The new Executive Order prohibits the following activities:

  • Any transactions by US persons involving the Government of Syria, its agencies, instrumentalities, or controlled entities -- specifically, all property and interests in property of the Government of Syria are now blocked (frozen) and may not be transferred, paid, exported, or otherwise dealt in;
  • New investment in Syria by US persons;
  • Export and direct or indirect supply of services by US persons to Syria;
  • Importation of Syrian-origin petroleum or petroleum products into the United States;
  • Any transaction or dealing by US persons related to petroleum or petroleum products of Syrian origin; and
  • Facilitation by US persons of otherwise prohibited transactions by foreign persons

In addition, the Executive Order authorizes OFAC to designate as Specially Designated Nationals (SDNs) any person or entity it determines to have: (one) materially assisted, sponsored, or provided financial, material, or technological support to the Government of Syria (which may include its instrumentalities); or (two), to be owned, controlled or acting on behalf of the Government of Syria.

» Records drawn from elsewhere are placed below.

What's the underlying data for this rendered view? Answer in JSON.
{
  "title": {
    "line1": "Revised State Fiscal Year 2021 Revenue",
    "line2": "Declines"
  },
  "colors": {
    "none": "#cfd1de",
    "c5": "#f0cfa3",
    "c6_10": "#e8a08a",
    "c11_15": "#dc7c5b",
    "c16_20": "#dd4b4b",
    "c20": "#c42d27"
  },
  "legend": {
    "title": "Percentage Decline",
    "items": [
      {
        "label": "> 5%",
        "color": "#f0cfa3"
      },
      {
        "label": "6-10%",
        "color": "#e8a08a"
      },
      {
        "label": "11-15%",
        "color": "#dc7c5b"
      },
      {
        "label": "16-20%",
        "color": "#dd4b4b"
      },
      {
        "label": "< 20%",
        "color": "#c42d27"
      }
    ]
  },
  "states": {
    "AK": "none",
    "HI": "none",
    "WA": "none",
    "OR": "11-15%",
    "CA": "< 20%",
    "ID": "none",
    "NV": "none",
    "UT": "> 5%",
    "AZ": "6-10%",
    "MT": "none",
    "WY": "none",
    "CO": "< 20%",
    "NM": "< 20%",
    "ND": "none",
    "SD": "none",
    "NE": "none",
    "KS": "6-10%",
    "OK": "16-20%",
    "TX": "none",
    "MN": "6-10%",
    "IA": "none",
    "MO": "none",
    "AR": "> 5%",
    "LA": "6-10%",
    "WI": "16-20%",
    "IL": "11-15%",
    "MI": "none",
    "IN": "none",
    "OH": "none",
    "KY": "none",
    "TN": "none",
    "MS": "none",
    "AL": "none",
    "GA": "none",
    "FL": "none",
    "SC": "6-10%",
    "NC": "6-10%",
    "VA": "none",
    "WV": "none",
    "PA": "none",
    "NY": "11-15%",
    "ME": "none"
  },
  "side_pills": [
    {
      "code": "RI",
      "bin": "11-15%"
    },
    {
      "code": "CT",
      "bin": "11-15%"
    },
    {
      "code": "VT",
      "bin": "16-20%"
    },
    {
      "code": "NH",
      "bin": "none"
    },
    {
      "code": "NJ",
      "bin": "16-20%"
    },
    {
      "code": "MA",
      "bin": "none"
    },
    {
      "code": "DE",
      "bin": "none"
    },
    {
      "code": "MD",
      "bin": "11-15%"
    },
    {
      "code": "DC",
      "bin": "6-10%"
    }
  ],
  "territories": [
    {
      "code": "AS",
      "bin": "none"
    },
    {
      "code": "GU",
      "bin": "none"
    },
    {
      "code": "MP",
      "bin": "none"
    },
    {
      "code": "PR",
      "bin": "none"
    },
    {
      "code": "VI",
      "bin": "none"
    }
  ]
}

Today’s prohibition on transactions involving the Government of Syria is the culmination of a gradual escalation of US sanctions against Syria. As we recently reported, in May of this year, OFAC designated the President and Vice-President of Syria as well as several other high-ranking officials as SDNs, prohibiting US persons from engaging in financial transactions with them.

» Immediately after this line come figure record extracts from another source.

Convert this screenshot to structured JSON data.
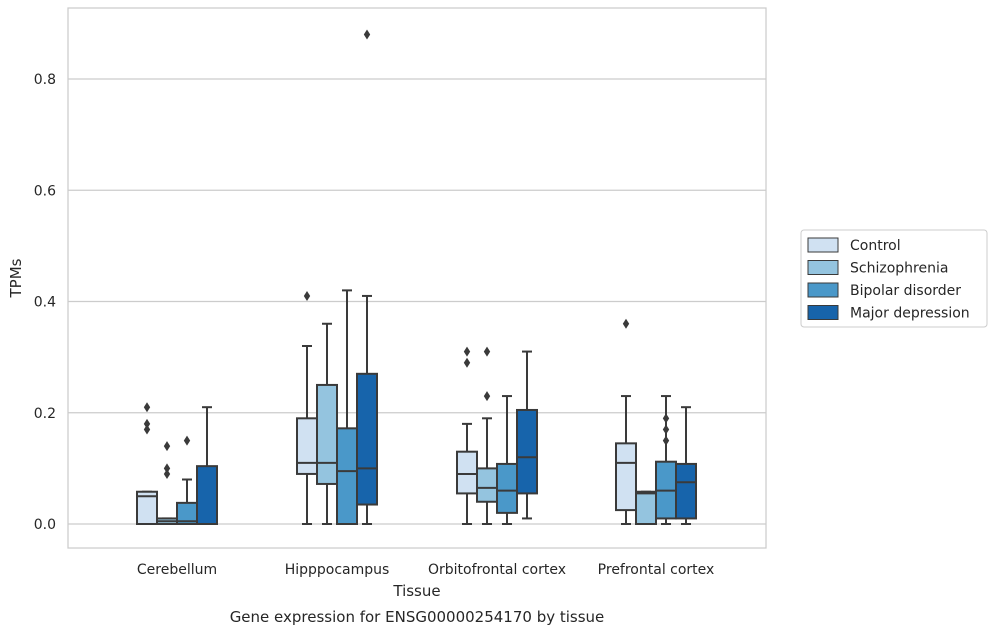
{
  "caption": "Gene expression for ENSG00000254170 by tissue",
  "chart_data": {
    "type": "box",
    "xlabel": "Tissue",
    "ylabel": "TPMs",
    "ylim": [
      -0.042,
      0.926
    ],
    "yticks": [
      "0.0",
      "0.2",
      "0.4",
      "0.6",
      "0.8"
    ],
    "ytick_values": [
      0.0,
      0.2,
      0.4,
      0.6,
      0.8
    ],
    "grid": "horizontal",
    "legend_position": "right",
    "categories": [
      "Cerebellum",
      "Hipppocampus",
      "Orbitofrontal cortex",
      "Prefrontal cortex"
    ],
    "series": [
      {
        "name": "Control",
        "color": "#d0e1f2",
        "boxes": [
          {
            "whislo": 0.0,
            "q1": 0.0,
            "med": 0.05,
            "q3": 0.058,
            "whishi": 0.058,
            "fliers": [
              0.21,
              0.18,
              0.17
            ]
          },
          {
            "whislo": 0.0,
            "q1": 0.09,
            "med": 0.11,
            "q3": 0.19,
            "whishi": 0.32,
            "fliers": [
              0.41
            ]
          },
          {
            "whislo": 0.0,
            "q1": 0.055,
            "med": 0.09,
            "q3": 0.13,
            "whishi": 0.18,
            "fliers": [
              0.31,
              0.29
            ]
          },
          {
            "whislo": 0.0,
            "q1": 0.025,
            "med": 0.11,
            "q3": 0.145,
            "whishi": 0.23,
            "fliers": [
              0.36
            ]
          }
        ]
      },
      {
        "name": "Schizophrenia",
        "color": "#94c4df",
        "boxes": [
          {
            "whislo": 0.0,
            "q1": 0.0,
            "med": 0.005,
            "q3": 0.01,
            "whishi": 0.01,
            "fliers": [
              0.14,
              0.1,
              0.09
            ]
          },
          {
            "whislo": 0.0,
            "q1": 0.072,
            "med": 0.11,
            "q3": 0.25,
            "whishi": 0.36,
            "fliers": []
          },
          {
            "whislo": 0.0,
            "q1": 0.04,
            "med": 0.065,
            "q3": 0.1,
            "whishi": 0.19,
            "fliers": [
              0.31,
              0.23
            ]
          },
          {
            "whislo": 0.0,
            "q1": 0.0,
            "med": 0.055,
            "q3": 0.058,
            "whishi": 0.058,
            "fliers": []
          }
        ]
      },
      {
        "name": "Bipolar disorder",
        "color": "#4a98c9",
        "boxes": [
          {
            "whislo": 0.0,
            "q1": 0.0,
            "med": 0.005,
            "q3": 0.038,
            "whishi": 0.08,
            "fliers": [
              0.15
            ]
          },
          {
            "whislo": 0.0,
            "q1": 0.0,
            "med": 0.095,
            "q3": 0.172,
            "whishi": 0.42,
            "fliers": []
          },
          {
            "whislo": 0.0,
            "q1": 0.02,
            "med": 0.06,
            "q3": 0.108,
            "whishi": 0.23,
            "fliers": []
          },
          {
            "whislo": 0.0,
            "q1": 0.01,
            "med": 0.06,
            "q3": 0.112,
            "whishi": 0.23,
            "fliers": [
              0.19,
              0.17,
              0.15
            ]
          }
        ]
      },
      {
        "name": "Major depression",
        "color": "#1764ab",
        "boxes": [
          {
            "whislo": 0.0,
            "q1": 0.0,
            "med": 0.0,
            "q3": 0.104,
            "whishi": 0.21,
            "fliers": []
          },
          {
            "whislo": 0.0,
            "q1": 0.035,
            "med": 0.1,
            "q3": 0.27,
            "whishi": 0.41,
            "fliers": [
              0.88
            ]
          },
          {
            "whislo": 0.01,
            "q1": 0.055,
            "med": 0.12,
            "q3": 0.205,
            "whishi": 0.31,
            "fliers": []
          },
          {
            "whislo": 0.0,
            "q1": 0.01,
            "med": 0.075,
            "q3": 0.108,
            "whishi": 0.21,
            "fliers": []
          }
        ]
      }
    ]
  }
}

Given that US law already prohibits the export and re-export of nearly all goods subject to US jurisdiction (i.e., items of US origin, items that have been exported from the United States, foreign-produced items containing more than 10% US content, or the foreign-produced “direct product” of US technology), today’s Executive Order amounts to a near-complete embargo of trade and financial transactions involving Syria. Even in cases where goods are not subject to US jurisdiction, the practical effect of the blocking of transactions with the Government of Syria and owned or controlled entities thereof is to prohibit business involving Syria. Recall, that OFAC adopts a very broad definition of “property interest” to include any property in which the targeted government has an interest of any nature whatsoever – present, future, contingent, direct or indirect.

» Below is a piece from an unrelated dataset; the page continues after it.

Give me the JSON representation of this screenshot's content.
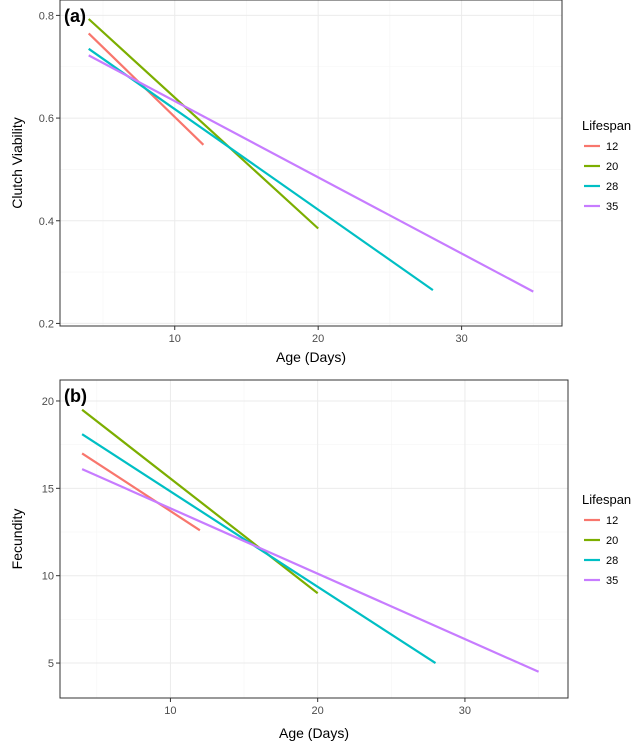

Finally, it is important to note that the US Government neither acted alone in imposing sanctions against Syria nor limited itself to the immediate sanctions. In his statement announcing the sanctions, President Obama noted that the European Union is also imposing sanctions on Syria and “expect(s) today’s actions to be amplified by others.” Thus, companies with operations outside of the United States should stay abreast of changes in local law to ensure compliance.